La aparición de un totalitarismo de base popular que sustituye a la oligarquía autoritaria tradicional forma parte de la aparición de una nueva política de derechas virulenta en América Latina. En Bolivia, la clase gobernante de extrema derecha de Santa Cruz ha organizado una combinación de base popular de clase media con sus propias fuerzas de choque paramilitares en demanda de la autonomía, o secesión, y del control sobre los ingresos masivos de petróleo y gas que producen las empresas mixtas establecidas con transnacionales extranjeras. En Argentina, la derecha dura de las provincias ha construido una base popular de cientos de miles de personas en defensa de los enormes beneficios que proporcionan las materias primas. En Venezuela, la derecha dura puede sacar a centenares de miles de persona a la calle y organiza sus propias tropas paramilitares de choque.

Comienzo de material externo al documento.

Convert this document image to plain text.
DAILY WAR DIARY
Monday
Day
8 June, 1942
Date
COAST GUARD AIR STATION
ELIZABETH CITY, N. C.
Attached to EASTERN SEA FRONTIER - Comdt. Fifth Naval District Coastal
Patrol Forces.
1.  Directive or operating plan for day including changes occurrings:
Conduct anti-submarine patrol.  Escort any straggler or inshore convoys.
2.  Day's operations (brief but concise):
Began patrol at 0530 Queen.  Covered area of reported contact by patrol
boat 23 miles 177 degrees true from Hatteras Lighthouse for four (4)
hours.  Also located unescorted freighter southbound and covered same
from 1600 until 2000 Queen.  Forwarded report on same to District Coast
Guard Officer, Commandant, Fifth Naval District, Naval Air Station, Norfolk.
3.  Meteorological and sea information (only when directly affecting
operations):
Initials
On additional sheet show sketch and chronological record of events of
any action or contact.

La aparición de la derecha totalitaria coincide con la incapacidad del centro-izquierda y de la izquierda para capitalizar el auge de los productos básicos a fin de financiar cambios estructurales y organizar a los trabajadores y los pobres rurales como fuerzas combativas.
En Colombia, la agrupación de centro-izquierda Polo Democrático acostumbra a apoyar a Uribe contra las FARC, con lo que ha conseguido proporcionar un importante impulso a la atracción del gobierno en el seno de las clases medias urbanas. La política adoptada por otros gobiernos de centro-izquierda en América Latina de apoyar las estrategias de exportación de productos agropecuarios y minerales han inmovilizado a las masas y han incrementado en gran medida el poder de la nueva derecha totalitaria, y fomentado su uso de tácticas de acción directa . La Colombia de Uribe esta lejos de ser la excepción a una onda progresista en América Latina, es más realista contemplarla como emblemática de los nuevos líderes totalitarios que combinan elecciones y terrorismo político.
Colombia, tal como la describe Calvo Ospina, es efectivamente el laboratorio de la extrema derecha. El éxito de Uribe anuncia peligro para los trabajadores, los campesinos y los movimientos populares de América Latina.